Generally, marketing departments only look at marketing costs per lead. But this is like looking at half of an equation and expecting the right answer. It doesn't matter how cost-effective the lead generation is if the leads get to sales and experience a long, high-touch sales cycle and low, close rate. The B2B marketing department's role should be to reduce costs in both sales and marketing.

This happens when the marketing department and sales agree on what a SQL is and use marketing automation to identify and handoff leads at the right time.

You can take this marketing-sales alignment even further to get costs down by working with sales to generate sales enablement content. This kind of content takes a self-service approach to managing common objections and helping customers clarify their needs and options — all before reaching sales.

Sales also has this content on hand to send customers who are looking for more information. They can send it with a click and follow up later, creating great efficiency. Increasingly, B2B customers enjoy self-service research as part of the sales process, so this is giving customers what they want.

2. Customer Retention

This is one marketing, sales, and service key performance indicator we should all agree is the key to business success. 

What happens when marketing and sales are over-promising, creating unreasonable expectations, or attracting/closing the wrong types of customers? What do you get if the service cannot efficiently support customers and solve problems? The whole B2B technology company suffers.

But when everyone tracks this key performance indicator and recognizes their interconnected role in increasing it, everyone wins, including your customers.

3. Marketing ROI

Sales should know that just because a key performance indicator has the word "marketing" doesn't mean it isn't something both divisions should track. 

Since marketing ROI includes customer value and that is only achieved if sales closes the deal, this KPI, perhaps above all others, tells you the effectiveness of marketing-sales alignment, something both marketing and sales want to achieve.
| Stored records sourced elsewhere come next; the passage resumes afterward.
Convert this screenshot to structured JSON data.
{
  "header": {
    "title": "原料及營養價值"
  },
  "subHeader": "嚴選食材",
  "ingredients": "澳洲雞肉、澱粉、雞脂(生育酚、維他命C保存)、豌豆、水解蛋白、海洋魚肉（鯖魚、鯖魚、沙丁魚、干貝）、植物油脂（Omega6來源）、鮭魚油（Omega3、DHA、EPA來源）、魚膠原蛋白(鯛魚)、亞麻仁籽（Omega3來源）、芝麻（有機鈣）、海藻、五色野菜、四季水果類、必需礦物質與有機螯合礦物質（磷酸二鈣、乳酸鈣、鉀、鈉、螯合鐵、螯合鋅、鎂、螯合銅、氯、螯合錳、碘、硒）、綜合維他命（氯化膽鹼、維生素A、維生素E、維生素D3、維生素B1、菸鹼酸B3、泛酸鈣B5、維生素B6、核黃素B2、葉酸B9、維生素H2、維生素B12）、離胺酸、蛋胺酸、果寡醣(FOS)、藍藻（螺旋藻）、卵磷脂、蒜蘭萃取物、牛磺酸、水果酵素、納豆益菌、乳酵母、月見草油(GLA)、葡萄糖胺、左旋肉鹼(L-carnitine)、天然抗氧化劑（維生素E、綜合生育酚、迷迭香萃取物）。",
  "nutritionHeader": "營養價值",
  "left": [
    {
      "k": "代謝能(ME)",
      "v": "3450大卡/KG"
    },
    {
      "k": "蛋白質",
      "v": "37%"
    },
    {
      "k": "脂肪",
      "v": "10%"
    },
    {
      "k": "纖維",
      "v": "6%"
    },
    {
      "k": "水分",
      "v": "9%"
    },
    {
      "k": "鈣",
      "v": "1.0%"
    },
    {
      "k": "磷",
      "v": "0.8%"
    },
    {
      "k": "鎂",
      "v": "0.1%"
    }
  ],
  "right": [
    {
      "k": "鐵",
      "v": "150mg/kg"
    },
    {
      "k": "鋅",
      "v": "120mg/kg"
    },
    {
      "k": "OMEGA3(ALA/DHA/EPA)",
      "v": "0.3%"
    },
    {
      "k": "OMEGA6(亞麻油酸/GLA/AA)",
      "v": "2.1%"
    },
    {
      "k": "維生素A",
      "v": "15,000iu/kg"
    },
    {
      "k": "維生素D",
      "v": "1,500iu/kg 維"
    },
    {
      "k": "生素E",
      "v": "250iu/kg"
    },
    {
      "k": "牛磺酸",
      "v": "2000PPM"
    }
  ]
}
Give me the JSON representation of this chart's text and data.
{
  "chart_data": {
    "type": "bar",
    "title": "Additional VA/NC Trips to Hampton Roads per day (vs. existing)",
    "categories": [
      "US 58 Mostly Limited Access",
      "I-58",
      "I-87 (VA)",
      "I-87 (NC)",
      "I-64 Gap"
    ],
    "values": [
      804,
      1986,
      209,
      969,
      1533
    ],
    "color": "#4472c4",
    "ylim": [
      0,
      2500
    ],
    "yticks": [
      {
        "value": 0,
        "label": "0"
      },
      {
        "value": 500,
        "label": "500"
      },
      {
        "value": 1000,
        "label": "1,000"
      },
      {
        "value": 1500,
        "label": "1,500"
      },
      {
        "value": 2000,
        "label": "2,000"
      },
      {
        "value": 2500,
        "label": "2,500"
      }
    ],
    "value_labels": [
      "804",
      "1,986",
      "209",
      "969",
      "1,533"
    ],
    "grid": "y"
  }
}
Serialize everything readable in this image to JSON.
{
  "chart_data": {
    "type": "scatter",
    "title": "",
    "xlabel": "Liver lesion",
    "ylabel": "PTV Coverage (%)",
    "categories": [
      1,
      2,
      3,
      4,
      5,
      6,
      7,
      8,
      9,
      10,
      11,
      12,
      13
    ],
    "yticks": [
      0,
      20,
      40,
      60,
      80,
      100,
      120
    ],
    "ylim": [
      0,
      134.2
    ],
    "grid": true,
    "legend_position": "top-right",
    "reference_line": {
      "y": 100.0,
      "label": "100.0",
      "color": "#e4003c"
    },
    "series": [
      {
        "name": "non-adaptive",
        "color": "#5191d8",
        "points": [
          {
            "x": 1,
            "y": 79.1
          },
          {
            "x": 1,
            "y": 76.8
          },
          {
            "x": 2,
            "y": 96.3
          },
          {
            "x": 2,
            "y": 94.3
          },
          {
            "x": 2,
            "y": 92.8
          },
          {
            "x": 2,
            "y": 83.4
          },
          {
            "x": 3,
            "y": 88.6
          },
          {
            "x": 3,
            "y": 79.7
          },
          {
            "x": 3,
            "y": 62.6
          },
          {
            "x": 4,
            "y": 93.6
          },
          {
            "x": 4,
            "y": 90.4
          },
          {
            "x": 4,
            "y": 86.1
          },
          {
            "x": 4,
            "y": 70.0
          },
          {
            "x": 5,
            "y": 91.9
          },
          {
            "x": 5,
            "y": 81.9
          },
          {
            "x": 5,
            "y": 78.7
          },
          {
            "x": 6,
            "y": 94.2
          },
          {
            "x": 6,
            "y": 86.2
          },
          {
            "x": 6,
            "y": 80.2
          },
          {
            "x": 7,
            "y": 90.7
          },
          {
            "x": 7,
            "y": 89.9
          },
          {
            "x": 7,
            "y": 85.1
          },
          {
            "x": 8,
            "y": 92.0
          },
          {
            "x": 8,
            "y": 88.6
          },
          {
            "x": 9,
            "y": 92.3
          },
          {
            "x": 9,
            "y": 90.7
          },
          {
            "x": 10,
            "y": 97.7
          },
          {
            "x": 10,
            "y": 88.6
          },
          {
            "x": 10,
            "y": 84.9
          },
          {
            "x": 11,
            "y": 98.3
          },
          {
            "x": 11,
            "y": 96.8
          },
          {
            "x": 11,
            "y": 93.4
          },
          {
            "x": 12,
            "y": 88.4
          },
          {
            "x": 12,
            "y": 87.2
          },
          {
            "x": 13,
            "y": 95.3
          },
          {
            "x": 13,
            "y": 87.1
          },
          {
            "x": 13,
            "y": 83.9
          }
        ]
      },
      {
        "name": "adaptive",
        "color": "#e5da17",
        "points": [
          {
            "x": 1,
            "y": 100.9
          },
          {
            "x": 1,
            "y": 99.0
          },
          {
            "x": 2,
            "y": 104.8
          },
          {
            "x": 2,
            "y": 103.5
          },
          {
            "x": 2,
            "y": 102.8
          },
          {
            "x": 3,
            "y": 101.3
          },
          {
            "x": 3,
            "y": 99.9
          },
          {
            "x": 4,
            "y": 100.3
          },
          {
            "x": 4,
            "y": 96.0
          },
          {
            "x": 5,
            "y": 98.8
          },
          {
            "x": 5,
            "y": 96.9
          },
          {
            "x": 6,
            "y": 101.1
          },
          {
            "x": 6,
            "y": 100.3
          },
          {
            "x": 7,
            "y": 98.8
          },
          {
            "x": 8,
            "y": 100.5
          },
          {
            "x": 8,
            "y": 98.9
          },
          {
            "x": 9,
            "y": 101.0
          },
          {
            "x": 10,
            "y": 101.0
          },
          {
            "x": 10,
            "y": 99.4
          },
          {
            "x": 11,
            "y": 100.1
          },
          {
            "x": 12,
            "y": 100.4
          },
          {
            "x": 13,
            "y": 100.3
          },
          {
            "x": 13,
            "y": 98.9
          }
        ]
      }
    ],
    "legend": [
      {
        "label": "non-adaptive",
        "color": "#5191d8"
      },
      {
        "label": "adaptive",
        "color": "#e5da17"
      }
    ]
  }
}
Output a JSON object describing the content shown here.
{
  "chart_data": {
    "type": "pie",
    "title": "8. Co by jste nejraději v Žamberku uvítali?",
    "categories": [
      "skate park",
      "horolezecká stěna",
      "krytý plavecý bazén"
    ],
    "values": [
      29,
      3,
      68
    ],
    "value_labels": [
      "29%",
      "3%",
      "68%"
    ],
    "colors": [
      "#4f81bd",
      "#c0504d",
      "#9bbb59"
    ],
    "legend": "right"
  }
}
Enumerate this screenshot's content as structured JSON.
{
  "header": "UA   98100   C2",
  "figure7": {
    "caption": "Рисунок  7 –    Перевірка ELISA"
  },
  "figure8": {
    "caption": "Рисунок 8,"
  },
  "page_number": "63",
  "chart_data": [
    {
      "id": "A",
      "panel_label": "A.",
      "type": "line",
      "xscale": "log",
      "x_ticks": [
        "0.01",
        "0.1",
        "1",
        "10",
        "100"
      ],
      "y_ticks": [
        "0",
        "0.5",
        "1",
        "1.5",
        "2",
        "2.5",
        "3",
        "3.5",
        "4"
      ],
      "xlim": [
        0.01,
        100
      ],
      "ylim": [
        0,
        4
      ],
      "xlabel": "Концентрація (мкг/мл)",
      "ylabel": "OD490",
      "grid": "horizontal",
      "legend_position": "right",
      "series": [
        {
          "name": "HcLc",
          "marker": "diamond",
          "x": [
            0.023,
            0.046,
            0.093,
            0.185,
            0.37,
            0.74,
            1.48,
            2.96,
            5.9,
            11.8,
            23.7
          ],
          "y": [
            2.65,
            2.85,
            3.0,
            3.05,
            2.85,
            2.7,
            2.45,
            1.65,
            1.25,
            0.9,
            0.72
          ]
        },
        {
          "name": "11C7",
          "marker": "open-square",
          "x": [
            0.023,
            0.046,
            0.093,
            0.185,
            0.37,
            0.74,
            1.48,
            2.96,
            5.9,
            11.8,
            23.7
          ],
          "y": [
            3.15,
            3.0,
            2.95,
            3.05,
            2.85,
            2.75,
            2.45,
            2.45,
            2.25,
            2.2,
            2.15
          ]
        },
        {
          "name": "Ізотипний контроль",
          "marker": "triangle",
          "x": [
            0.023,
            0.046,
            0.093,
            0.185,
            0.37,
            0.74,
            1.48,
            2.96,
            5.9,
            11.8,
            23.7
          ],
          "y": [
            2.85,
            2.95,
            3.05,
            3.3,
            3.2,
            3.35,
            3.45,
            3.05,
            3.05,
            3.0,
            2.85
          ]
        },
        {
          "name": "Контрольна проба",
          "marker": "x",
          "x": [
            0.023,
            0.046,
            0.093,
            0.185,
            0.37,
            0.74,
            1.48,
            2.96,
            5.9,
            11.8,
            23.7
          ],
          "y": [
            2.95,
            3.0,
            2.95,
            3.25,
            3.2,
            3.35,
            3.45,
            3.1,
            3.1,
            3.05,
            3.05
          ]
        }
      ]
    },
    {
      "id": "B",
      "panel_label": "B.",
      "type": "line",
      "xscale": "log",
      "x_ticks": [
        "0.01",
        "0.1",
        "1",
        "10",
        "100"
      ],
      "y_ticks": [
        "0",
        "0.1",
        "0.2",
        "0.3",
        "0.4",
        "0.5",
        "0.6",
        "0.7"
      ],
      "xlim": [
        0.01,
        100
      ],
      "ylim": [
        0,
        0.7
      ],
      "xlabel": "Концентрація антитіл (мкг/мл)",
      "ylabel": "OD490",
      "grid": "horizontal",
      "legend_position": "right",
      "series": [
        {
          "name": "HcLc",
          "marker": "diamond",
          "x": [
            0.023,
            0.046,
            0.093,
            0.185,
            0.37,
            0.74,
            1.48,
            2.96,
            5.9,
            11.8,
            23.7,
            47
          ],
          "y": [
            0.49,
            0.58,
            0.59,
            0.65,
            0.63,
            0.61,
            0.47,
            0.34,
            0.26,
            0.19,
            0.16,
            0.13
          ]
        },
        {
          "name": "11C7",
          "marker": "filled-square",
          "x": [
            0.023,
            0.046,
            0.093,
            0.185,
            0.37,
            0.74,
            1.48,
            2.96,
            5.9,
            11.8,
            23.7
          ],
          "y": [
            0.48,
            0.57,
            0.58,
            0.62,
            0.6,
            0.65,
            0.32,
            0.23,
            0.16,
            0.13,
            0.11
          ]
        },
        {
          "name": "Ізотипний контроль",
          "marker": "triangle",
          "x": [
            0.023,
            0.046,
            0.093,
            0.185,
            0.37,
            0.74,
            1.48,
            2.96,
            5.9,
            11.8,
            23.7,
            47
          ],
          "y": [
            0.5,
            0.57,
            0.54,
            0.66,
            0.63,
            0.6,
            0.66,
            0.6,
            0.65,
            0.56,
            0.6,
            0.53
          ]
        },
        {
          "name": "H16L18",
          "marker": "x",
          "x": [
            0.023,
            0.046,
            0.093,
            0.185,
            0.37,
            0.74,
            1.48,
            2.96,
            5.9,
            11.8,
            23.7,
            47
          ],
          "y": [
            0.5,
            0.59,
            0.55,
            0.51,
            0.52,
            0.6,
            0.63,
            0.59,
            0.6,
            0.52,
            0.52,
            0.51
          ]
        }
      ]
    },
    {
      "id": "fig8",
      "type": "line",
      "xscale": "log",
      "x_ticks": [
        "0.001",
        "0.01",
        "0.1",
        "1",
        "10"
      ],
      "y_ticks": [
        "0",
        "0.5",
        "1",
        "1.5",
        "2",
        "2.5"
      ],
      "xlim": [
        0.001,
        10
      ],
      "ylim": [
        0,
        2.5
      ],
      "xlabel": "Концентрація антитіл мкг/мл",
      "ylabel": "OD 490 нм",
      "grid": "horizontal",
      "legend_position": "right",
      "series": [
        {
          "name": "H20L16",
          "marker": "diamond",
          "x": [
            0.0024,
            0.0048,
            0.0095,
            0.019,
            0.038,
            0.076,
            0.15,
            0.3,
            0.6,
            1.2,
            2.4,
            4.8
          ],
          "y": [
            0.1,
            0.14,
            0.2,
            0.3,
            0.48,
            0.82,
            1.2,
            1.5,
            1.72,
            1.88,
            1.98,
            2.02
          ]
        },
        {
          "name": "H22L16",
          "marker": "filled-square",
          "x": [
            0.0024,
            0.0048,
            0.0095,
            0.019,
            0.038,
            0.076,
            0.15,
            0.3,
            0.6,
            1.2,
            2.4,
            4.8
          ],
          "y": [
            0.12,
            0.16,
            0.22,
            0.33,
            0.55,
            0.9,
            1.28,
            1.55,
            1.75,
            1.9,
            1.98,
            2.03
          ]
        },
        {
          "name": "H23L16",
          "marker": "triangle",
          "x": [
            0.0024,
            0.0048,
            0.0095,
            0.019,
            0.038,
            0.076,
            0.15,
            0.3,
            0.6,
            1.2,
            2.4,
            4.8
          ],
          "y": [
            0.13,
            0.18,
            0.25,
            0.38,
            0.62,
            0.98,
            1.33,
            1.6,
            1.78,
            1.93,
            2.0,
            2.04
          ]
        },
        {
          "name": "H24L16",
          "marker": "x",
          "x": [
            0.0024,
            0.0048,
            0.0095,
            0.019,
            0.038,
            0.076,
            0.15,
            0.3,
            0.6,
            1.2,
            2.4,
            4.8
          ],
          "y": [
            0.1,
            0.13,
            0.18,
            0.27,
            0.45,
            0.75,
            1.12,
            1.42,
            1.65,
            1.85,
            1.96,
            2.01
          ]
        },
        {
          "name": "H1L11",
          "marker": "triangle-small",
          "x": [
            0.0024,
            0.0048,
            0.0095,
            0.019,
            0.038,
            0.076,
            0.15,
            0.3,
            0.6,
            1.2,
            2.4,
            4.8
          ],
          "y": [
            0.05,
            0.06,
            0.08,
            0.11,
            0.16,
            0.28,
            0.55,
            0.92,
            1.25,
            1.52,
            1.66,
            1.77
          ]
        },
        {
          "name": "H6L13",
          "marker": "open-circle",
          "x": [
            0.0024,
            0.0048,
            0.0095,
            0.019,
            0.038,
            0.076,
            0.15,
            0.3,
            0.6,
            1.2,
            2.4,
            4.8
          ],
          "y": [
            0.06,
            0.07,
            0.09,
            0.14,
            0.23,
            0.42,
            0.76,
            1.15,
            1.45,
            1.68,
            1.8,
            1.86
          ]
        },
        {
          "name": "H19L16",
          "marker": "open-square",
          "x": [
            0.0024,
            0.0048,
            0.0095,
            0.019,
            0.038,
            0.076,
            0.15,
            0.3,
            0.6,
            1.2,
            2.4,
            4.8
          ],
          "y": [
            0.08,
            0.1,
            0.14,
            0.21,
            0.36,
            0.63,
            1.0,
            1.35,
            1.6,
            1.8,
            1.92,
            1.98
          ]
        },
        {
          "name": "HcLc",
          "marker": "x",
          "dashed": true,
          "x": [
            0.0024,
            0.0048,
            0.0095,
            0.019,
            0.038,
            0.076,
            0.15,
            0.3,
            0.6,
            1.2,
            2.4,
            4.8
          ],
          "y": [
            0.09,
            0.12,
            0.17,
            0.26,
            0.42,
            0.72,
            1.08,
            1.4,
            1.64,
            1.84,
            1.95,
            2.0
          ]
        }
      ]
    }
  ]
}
4. Sales Qualified Leads + Lead to Close Ratio

In marketing-sales alignment, both departments keep a close eye on the number of SQL and the lead-to-close ratio. Together, these are strong indicators of how well the teams work together to meet big business goals.

5. Average Order Value, Upsell and Cross-Sell, and Customer Lifetime Value

These are interrelated, so you may track one or all three across departments. When B2B marketing is effectively doing its job by setting clear customer expectations and getting buyers excited about the B2B technology, those customers spend more, and they stay customers longer.

6. Organic Traffic

Organic traffic is a big win for both teams. It means that the word is getting out there, and people are coming straight to you when they see you in a search result. Through inbound marketing content, you're getting customers comfortable with the B2B tech solutions you offer, managing objections, troubleshooting customer problems, and generating social word-of-mouth.

In marketing, this means lower customer acquisition costs and sending more/better-qualified leads to sales. 

In sales, more organic traffic means many of the common sales objections and explanations have already been managed. You're just here to close the deal. Sales and service contribute to organic traffic by offering one-on-one support that delights and wins over customers. Those same customers write favorable reviews that increase social proof. This directly increases organic traffic and increases the quality of traffic entering the top of the funnel.

7. Sales Revenue

Once again, the word "sales" doesn't mean this doesn't relate to B2B marketing in a team focused on marketing-sales alignment. When the sales department knocks their sales revenue projections out of the park, that reflects on the team as a whole.

B2B Marketing-Sales Alignment Through Key Performance Indicators

We know marketing-sales alignment is important to you. But it's not as easy as it looks on paper when it happens in real life. 

Agreeing upon key performance indicators and helping the whole team understand how they contribute to that KPI is a great start. Marketing automation, sales enablement content, and inbound marketing are three essential tools you can use to increase this alignment now.